The EG-301 program exemplifies Evergreen Therapeutics’ reverse translational medicine model for AI-enabled indication discovery.Under the reverse translational medicine framework, the program employs two key strategies:
- Integration of clinical and genomic phenotypic data with differential gene expression profiling in human ocular tissues, combined with AI-enabled Phenome-Wide Association Study (PheWAS) and pathway analysis, to identify lipid metabolism dysregulation as a core pathogenic driver.
- Divergence from conventional approaches by progressing from human epidemiological studies and tissue analyses to preclinical validation.
Clinical Progress
Evergreen Therapeutics announced on February 4, 2022, that the U.S. FDA approved the Investigational New Drug (IND) application for EG-301, an oral therapeutic for the treatment of dry age-related macular degeneration. This clearance initiated the Phase II clinical trial.

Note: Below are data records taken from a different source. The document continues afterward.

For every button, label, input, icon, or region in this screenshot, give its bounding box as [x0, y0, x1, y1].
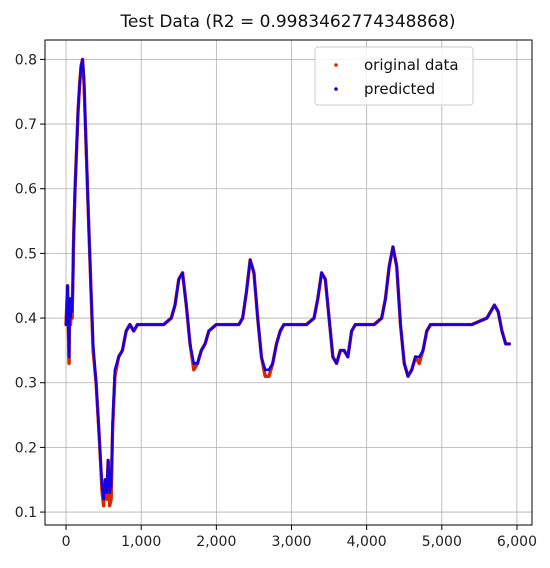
y-tick-label: 0.2: [15, 440, 37, 456]
legend-marker-predicted: [334, 87, 338, 91]
data-point: [508, 342, 511, 346]
legend-marker-original: [334, 63, 338, 67]
grid: [45, 40, 532, 525]
legend-label-original: original data: [364, 56, 459, 74]
x-tick-label: 1,000: [121, 534, 161, 550]
y-tick-label: 0.1: [15, 505, 37, 521]
legend-label-predicted: predicted: [364, 80, 435, 98]
y-tick-label: 0.4: [15, 311, 37, 327]
x-tick-label: 4,000: [347, 534, 387, 550]
legend: original data predicted: [314, 46, 474, 106]
y-tick-label: 0.6: [15, 182, 37, 198]
y-tick-label: 0.7: [15, 117, 37, 133]
plot-frame: [44, 39, 533, 526]
x-tick-label: 6,000: [497, 534, 537, 550]
series-original-data: [64, 57, 512, 508]
y-tick-label: 0.5: [15, 246, 37, 262]
y-tick-label: 0.8: [15, 52, 37, 68]
legend-box: [314, 46, 474, 106]
y-tick-label: 0.3: [15, 376, 37, 392]
x-tick-label: 0: [62, 534, 71, 550]
x-tick-label: 5,000: [422, 534, 462, 550]
chart-title: Test Data (R2 = 0.9983462774348868): [119, 12, 455, 32]
series-predicted: [64, 58, 511, 501]
axes: 0 1,000 2,000 3,000 4,000 5,000 6,000 0.1 0.2 0.3…: [15, 52, 537, 550]
x-tick-label: 2,000: [196, 534, 236, 550]
x-tick-label: 3,000: [271, 534, 311, 550]
series-layer: [64, 57, 512, 508]
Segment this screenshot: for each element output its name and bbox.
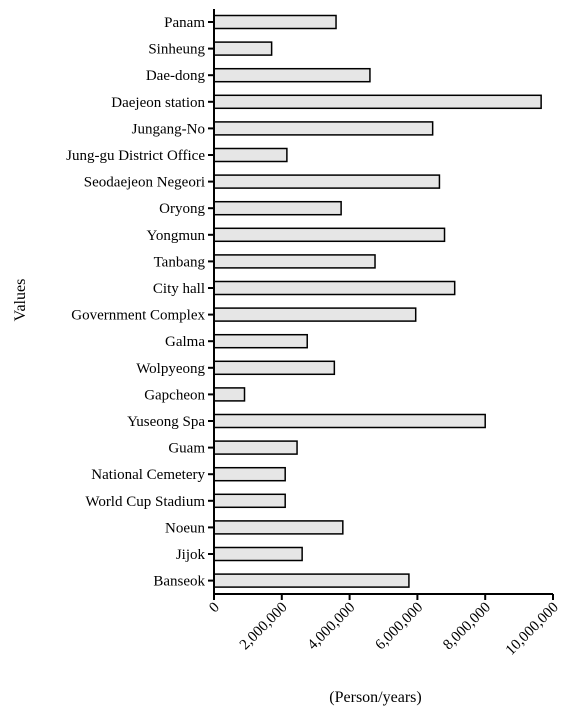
category-label-20: Jijok (176, 547, 206, 563)
category-label-6: Seodaejeon Negeori (84, 175, 205, 191)
bar-20 (213, 546, 303, 562)
bar-2 (213, 67, 371, 83)
category-label-9: Tanbang (154, 254, 206, 270)
x-tick-label-5: 10,000,000 (503, 600, 562, 659)
bar-17 (213, 466, 286, 482)
bar-16 (213, 440, 298, 455)
bar-8 (213, 227, 446, 243)
bar-14 (213, 387, 246, 402)
x-tick-label-1: 2,000,000 (237, 600, 291, 654)
category-label-14: Gapcheon (144, 387, 205, 403)
category-label-15: Yuseong Spa (127, 414, 205, 430)
bar-21 (213, 573, 410, 588)
category-label-8: Yongmun (147, 228, 206, 244)
bar-10 (213, 280, 456, 296)
bar-12 (213, 333, 308, 349)
category-label-18: World Cup Stadium (85, 494, 205, 510)
category-label-3: Daejeon station (111, 95, 205, 111)
category-label-21: Banseok (153, 574, 205, 590)
category-label-10: City hall (153, 281, 205, 297)
category-label-1: Sinheung (148, 42, 205, 58)
category-label-0: Panam (164, 15, 205, 31)
bar-11 (213, 307, 417, 322)
bar-4 (213, 121, 434, 136)
bar-15 (213, 413, 486, 429)
category-label-16: Guam (168, 441, 205, 457)
category-labels: Panam Sinheung Dae-dong Daejeon station Jung… (66, 15, 214, 590)
x-tick-label-2: 4,000,000 (305, 600, 359, 654)
category-label-11: Government Complex (71, 308, 205, 324)
category-label-4: Jungang-No (132, 121, 205, 137)
category-label-7: Oryong (159, 201, 205, 217)
bar-19 (213, 520, 344, 535)
bar-13 (213, 360, 336, 376)
x-tick-label-3: 6,000,000 (372, 600, 426, 654)
category-label-17: National Cemetery (91, 467, 205, 483)
y-axis-title: Values (12, 279, 29, 322)
category-label-19: Noeun (165, 520, 205, 536)
bar-9 (213, 254, 376, 269)
category-label-2: Dae-dong (146, 68, 206, 84)
category-label-5: Jung-gu District Office (66, 148, 205, 164)
bar-1 (213, 41, 273, 56)
x-axis-title: (Person/years) (329, 689, 421, 706)
x-tick-label-0: 0 (206, 600, 223, 617)
bar-5 (213, 147, 288, 163)
bar-3 (213, 94, 542, 110)
bar-0 (213, 14, 337, 30)
x-tick-label-4: 8,000,000 (440, 600, 494, 654)
x-axis-ticks: 0 2,000,000 4,000,000 6,000,000 8,000,000 10,… (206, 594, 562, 659)
bars (213, 14, 542, 588)
bar-7 (213, 200, 342, 216)
category-label-13: Wolpyeong (136, 361, 205, 377)
bar-6 (213, 174, 441, 189)
category-label-12: Galma (165, 334, 205, 350)
bar-18 (213, 493, 286, 509)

Leveraging the company’s AI platform, EG-301’s trial design was optimized through:
- Integration of sensitive functional endpoints (e.g., BCVA) for early efficacy detection
- Implementation of enhanced patient retention protocols
These measures aim to reduce costs, improve trial efficiency, and ensure data integrity to accelerate clinical development.
No therapies are currently approved for the treatment of dry AMD. Evergreen Therapeutics’ program is among the most advanced clinical-stage development efforts for this indication globally.
The EG-101 program
EG-101 is an investigational injectable therapeutic developed for preeclampsia. It addresses the unmet clinical need for this life-threatening pregnancy-specific disorder, offering a novel therapeutic strategy to improve maternal and perinatal outcomes while demonstrating the value of precision intervention for complex gestational conditions.
Preeclampsia is a serious obstetrical complication affecting 3–5% of pregnancies worldwide and represents a leading cause of maternal mortality and perinatal morbidity. Its hallmark features include new-onset hypertension and proteinuria, frequently accompanied by multisystem organ dysfunction—particularly hepatic and renal impairment. The condition’s complex etiology remains incompletely defined, with evidence suggesting vascular endothelial dysfunction contributes to its pathogenesis. Currently, no approved disease-modifying therapies exist for preeclampsia treatment or prevention, creating a substantial therapeutic gap.
In preclinical studies, EG-101 demonstrated therapeutic efficacy in preeclampsia models:
- Significant improvement in hypertension
- Substantial reduction in proteinuria
These effects target the disorder’s core pathophysiological features, providing a foundation for clinical development and a potential therapeutic solution for this unmet medical need.
Clinical Progress
In April 2025, the U.S. FDA authorized Evergreen Therapeutics’ Investigational New Drug (IND) application for EG-101, permitting initiation of clinical trials.